Synopses & Reviews
The New York Times bestselling, "hysterically funny and unsettlingly fascinating" (Jenny Lawson) guide to the secrets of Victorian womanhood.
Have you ever wished you could live in an earlier, more romantic era? Ladies, welcome to the 19th century, where there's arsenic in your face cream, a pot of cold pee sits under your bed, and all of your underwear is crotchless. (Why? Shush, dear. A lady doesn't question.)
UNMENTIONABLE is your hilarious, scandalously honest (though never crass), illustrated guide to life as a Victorian lady, offering detailed advice on:
What to wear
Where to relieve yourself
How to conceal your loathsome addiction to menstruating
What to expect on your wedding night
How to be the perfect Victorian wife
Why masturbating will kill you
And more
Irresistibly charming, laugh-out-loud funny, and featuring nearly 200 images from Victorian publications, UNMENTIONABLE will inspire a whole new level of respect for Elizabeth Bennett, Scarlet O'Hara, Jane Eyre, and all of our great, great grandmothers.

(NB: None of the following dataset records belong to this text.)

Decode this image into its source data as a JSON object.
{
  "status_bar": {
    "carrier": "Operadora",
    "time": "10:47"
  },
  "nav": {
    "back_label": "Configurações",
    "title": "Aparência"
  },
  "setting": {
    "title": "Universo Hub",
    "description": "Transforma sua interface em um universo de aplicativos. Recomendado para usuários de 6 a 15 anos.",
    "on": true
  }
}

(And it just might leave you feeling ecstatically grateful to live in an age of pants, super absorbency tampons, epidurals, anti-depressants, and not-dying-of-the-syphilis-your-husband-brought-home.)
Review
"Oh, did Constant Reader's heart lift after turning page the first. It's hard to imagine a woman - or a teenage girl - who won't love this book." The Washington Post
Review
"Oneill has created a book so excellently informative about the Victorian period, it should be shelved right next to Dickens for reference. Your stomach will hurt so much from laughing, you'll be thankful you're not wearing a corset." Bustle
Review
"Unmentionable transports us back to the world of middle-class 19th-century women, with special emphasis on the messy details that costume dramas airbrush out...With a 4-year-old's scatological glee, Oneill details the logistics of old-time peeing, pooping, gestating, menstruating and mating...For Oneill, Victorian time travel is a tour of horrors that makes us thankful to come home to tampons and toilets." New York Times
Review
"Oneill uncovers the filthy, untidy, licentious conditions of nineteenth-century women's lives that novelists of the period often glossed over...brilliantly conveyed with fascinating illustrations." Elle
About the Author
Therese Oneill lives in Oregon and writes humor and rare history articles for many different popular outlets, including Mental Floss, The Week, The Atlantic, and Jezebel. She lives with her husband and children near Portland.